Lola, Choco, Zota, Lija. Los cuatro tienen más o menos 12 años. Los cuatro suelen merodear por La Cantábrica, uno de los muchos establecimientos industriales víctimas de la crisis económica de fines de los noventa, y los cuatro atraviesan su propia crisis personal, la de cualquiera que está entrando en la adolescencia. Comparten ratos libres, algunos juegos, pero hay poco diálogo entre ellos, salvo lo vinculado con circunstancias cotidianas. Más bien parece que cada uno está en lo suyo.
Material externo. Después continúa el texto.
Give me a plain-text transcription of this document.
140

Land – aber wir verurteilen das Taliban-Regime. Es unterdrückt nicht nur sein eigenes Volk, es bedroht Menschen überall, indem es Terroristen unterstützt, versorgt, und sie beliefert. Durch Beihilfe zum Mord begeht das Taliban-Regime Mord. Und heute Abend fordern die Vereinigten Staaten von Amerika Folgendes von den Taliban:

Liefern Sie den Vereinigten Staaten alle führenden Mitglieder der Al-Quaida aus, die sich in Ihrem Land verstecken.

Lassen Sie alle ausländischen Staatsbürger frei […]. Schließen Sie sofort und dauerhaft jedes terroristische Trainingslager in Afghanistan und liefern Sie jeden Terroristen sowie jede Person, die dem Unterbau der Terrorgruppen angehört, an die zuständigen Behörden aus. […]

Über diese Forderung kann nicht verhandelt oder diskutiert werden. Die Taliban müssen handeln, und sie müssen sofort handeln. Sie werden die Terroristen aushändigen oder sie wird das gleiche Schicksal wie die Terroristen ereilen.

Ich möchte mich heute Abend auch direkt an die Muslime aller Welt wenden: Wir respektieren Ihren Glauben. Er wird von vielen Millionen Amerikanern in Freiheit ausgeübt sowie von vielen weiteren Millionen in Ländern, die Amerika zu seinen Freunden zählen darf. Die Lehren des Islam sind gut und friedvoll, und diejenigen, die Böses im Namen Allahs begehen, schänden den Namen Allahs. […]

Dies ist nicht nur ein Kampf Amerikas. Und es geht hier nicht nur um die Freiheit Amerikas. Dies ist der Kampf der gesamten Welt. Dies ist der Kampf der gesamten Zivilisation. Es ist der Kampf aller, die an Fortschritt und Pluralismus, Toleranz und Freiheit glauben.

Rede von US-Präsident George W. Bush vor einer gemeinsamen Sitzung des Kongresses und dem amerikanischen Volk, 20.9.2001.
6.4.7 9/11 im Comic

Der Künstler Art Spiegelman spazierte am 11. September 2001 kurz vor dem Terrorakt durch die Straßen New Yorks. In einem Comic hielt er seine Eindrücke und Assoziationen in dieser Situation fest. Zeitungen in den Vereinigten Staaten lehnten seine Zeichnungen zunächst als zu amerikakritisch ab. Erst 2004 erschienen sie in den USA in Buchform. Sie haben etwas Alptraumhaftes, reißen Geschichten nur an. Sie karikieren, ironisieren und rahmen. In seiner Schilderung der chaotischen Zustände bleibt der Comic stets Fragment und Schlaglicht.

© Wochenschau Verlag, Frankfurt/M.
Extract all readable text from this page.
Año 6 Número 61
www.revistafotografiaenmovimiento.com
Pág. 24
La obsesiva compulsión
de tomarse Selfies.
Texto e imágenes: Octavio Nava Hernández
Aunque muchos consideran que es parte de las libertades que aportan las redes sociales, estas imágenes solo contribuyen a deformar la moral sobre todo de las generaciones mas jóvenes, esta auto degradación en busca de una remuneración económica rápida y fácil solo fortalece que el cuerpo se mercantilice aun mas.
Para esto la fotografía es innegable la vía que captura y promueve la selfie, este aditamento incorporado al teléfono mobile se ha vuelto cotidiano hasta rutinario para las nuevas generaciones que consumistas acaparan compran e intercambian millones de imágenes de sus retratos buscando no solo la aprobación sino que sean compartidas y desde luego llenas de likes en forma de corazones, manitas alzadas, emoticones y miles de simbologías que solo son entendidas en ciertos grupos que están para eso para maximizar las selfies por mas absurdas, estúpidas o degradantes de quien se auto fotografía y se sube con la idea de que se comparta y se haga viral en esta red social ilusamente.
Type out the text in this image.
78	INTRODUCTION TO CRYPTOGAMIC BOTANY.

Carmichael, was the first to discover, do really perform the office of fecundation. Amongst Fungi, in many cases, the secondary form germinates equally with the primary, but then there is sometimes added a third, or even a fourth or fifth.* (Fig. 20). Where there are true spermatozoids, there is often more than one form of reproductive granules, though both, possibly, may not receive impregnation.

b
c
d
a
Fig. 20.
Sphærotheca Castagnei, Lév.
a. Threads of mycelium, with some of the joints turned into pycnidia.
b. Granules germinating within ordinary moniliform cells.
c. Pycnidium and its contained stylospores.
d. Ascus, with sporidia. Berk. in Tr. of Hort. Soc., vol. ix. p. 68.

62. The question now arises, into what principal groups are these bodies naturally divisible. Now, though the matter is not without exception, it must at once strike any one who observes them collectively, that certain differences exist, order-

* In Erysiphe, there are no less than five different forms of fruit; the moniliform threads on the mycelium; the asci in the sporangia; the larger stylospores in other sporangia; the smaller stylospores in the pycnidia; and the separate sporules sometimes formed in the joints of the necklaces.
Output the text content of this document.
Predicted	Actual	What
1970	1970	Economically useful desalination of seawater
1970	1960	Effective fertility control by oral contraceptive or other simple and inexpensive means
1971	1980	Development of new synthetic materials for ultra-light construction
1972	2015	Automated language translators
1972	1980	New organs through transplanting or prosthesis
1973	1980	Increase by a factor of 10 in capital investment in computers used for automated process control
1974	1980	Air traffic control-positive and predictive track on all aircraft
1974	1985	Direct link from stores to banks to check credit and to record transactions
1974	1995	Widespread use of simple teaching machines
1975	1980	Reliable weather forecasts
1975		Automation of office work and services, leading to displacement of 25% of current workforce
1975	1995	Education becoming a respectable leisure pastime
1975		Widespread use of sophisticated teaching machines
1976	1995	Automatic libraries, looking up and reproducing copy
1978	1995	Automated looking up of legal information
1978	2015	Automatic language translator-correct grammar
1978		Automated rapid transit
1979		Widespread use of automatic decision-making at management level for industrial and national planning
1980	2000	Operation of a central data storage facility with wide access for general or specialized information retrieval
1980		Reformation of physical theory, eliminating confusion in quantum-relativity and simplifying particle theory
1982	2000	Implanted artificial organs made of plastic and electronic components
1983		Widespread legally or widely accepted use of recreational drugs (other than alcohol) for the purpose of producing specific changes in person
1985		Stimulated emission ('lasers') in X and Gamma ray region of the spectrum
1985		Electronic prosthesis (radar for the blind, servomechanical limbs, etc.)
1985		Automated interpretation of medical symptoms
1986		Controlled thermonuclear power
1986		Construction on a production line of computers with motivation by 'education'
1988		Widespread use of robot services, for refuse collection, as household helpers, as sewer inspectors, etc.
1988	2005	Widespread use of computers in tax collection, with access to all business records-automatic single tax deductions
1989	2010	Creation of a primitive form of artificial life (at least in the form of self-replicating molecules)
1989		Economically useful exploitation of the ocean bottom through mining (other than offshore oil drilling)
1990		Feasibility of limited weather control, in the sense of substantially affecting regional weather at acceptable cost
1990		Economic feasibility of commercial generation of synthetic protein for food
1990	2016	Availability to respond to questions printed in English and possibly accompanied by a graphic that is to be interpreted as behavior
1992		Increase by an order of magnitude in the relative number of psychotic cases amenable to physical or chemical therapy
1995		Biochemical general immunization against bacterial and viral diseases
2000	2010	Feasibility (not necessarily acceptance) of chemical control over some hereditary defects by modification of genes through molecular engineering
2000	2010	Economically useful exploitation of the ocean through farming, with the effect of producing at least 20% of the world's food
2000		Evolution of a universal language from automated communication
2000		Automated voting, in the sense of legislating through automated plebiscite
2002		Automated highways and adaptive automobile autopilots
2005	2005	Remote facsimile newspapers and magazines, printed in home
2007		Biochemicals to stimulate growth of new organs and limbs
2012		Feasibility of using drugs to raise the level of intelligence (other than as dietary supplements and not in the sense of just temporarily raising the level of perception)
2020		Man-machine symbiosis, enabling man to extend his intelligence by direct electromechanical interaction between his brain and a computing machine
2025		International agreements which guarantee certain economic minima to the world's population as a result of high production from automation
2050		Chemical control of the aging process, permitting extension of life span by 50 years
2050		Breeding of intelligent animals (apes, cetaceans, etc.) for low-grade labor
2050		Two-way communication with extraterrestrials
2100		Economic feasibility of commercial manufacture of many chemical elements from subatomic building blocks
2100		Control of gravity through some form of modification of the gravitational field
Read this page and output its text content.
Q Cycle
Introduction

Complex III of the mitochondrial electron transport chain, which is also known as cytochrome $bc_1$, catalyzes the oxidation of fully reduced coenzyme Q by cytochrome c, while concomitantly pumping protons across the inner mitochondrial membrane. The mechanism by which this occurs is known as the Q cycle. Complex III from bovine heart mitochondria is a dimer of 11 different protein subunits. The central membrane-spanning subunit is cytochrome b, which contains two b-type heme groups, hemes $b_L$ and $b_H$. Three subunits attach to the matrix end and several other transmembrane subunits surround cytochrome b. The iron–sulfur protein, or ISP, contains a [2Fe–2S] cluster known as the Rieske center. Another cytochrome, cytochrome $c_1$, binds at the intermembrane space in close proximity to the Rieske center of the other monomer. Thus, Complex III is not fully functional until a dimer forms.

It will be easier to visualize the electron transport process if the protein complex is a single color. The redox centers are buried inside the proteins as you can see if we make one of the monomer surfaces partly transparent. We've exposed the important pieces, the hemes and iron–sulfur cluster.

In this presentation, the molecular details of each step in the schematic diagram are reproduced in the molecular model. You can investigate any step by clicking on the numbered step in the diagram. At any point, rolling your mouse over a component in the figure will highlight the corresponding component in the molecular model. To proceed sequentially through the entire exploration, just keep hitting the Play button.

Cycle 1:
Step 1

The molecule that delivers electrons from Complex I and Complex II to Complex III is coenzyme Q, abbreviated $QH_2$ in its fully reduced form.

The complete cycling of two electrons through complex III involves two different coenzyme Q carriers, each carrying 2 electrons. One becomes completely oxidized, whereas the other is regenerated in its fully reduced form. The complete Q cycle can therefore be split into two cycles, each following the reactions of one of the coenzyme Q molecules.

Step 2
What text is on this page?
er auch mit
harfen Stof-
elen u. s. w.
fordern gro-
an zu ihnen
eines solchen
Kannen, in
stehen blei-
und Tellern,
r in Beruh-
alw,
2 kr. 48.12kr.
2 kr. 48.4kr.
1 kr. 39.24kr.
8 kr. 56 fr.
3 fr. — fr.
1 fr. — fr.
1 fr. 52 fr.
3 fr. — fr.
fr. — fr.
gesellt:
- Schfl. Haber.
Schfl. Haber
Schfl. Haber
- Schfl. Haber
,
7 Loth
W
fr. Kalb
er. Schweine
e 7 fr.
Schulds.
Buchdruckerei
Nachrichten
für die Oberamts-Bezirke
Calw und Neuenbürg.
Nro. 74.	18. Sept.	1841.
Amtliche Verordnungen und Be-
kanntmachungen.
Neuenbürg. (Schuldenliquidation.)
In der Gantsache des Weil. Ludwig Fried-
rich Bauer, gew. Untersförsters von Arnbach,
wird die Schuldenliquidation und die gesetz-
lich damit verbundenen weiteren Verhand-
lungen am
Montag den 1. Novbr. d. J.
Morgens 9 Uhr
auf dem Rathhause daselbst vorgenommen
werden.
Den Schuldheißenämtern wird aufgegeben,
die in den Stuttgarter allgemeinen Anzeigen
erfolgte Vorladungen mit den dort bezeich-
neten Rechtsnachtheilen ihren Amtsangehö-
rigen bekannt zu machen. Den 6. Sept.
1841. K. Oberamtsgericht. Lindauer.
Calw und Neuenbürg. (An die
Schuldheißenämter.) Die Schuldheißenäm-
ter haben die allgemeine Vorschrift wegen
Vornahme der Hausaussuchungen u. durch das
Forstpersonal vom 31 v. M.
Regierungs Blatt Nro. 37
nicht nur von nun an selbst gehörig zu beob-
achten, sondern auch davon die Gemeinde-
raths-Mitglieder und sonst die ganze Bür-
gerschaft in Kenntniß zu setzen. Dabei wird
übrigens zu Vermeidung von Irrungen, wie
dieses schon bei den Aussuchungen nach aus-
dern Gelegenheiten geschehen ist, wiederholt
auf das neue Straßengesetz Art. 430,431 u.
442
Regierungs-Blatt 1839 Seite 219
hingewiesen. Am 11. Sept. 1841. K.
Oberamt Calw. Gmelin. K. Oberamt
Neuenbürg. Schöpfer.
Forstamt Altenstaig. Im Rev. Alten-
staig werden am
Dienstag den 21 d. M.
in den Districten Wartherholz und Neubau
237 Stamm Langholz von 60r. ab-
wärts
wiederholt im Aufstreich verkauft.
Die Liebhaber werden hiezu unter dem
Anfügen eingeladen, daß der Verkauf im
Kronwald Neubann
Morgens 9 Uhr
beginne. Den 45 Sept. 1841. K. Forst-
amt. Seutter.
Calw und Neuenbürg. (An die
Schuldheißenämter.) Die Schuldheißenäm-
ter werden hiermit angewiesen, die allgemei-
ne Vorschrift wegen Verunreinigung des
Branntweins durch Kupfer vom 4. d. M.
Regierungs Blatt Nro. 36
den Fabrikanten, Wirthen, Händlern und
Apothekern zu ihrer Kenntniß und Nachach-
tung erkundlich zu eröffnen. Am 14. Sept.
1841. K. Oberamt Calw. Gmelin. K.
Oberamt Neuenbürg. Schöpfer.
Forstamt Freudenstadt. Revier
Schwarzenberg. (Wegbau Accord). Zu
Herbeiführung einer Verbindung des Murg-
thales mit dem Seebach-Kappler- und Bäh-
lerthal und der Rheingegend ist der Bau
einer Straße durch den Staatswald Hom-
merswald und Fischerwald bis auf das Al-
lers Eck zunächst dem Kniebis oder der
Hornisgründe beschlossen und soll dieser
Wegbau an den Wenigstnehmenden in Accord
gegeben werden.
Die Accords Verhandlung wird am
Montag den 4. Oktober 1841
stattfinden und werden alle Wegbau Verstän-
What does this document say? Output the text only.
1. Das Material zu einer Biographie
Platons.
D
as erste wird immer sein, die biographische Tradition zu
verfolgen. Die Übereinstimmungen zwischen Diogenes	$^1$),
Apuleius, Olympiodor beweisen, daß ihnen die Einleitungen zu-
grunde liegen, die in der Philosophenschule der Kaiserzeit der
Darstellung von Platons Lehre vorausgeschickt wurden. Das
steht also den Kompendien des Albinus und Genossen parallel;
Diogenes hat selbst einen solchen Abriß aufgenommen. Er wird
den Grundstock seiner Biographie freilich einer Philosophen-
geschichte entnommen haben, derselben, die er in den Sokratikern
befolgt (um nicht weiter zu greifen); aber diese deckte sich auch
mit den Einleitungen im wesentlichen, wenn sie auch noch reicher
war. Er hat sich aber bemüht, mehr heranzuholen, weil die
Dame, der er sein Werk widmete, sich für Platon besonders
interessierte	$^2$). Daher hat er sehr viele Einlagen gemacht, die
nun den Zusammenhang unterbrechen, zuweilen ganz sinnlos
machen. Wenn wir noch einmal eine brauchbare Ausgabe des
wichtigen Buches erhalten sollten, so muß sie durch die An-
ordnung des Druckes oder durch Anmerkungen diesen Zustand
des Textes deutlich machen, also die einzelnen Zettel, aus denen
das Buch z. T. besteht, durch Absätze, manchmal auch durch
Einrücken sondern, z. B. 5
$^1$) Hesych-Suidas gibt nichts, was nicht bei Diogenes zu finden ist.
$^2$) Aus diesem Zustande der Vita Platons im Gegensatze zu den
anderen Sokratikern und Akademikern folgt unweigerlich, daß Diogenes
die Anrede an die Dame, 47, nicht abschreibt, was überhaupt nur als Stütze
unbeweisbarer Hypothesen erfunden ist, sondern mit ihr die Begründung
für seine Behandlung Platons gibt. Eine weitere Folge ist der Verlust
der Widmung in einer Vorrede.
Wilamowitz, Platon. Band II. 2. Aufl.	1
Ni Lola, la única chica, habla de sus rutinarias (y al parecer no demasiado satisfactorias) clases de danza. Ni Choco, de la convivencia con su abuela enferma, a quien debe cuidar. Ni Zota, de su compromiso con el grupo de actores no videntes a los que ayuda a ensayar o de su secreta atracción hacia una de las chicas, mayor que él. Ni Lija, de la curiosidad y la inquietud que empieza a manifestar en torno al sexo, si bien éste es un tema que, obviamente, dada la etapa de la vida que están viviendo es uno que ocupa el interés de todos.
Se viven los tiempos del menemismo, los de la carpa blanca de los docentes, de la explosión en Río Tercero, del asesinato de José Luis Cabezas, del cierre de las fábricas, como esa que tienen en el barrio y que a veces, estando ya vacía, se vuelve territorio para investigar. Pero la realidad sociopolítica es sólo un dato que se cuela como fondo, no más que un elemento que viene a completar el clima de estancamiento que la película recoge sobre la base de pequeñas pinceladas dispersas y que no resultan tan significativas ni tan determinantes como parecería buscarse.
Que la mirada que adopta el film para captar el momento que se está viviendo en el país o el tiempo de quietud que anticipa o sugiere que algo está por suceder provenga de los propios chicos la vuelve demasiado lacónica. Y el hecho de que cuando algo sucede Erríquez reduzca al mínimo la información puede en algún caso estimular la curiosidad y la reflexión del espectador, pero en otro provocar su desinterés. Ese mismo laconismo, además de la fragmentación de la acción, ya de por sí bastante escueta y disgregada (el director confía en la elocuencia de sus climas y sus imágenes, por otra parte destacables gracias al oficio del fotógrafo Juan Ignacio Garay y la música de Pablo Subatin), afecta en buena medida el interés del film. Los mayores aciertos están seguramente en la sensible descripción de los ambientes, la sencilla intimidad de un Buenos Aires suburbano que, despojado de pintoresquismos y artificios, se ve muy vivo y muy real.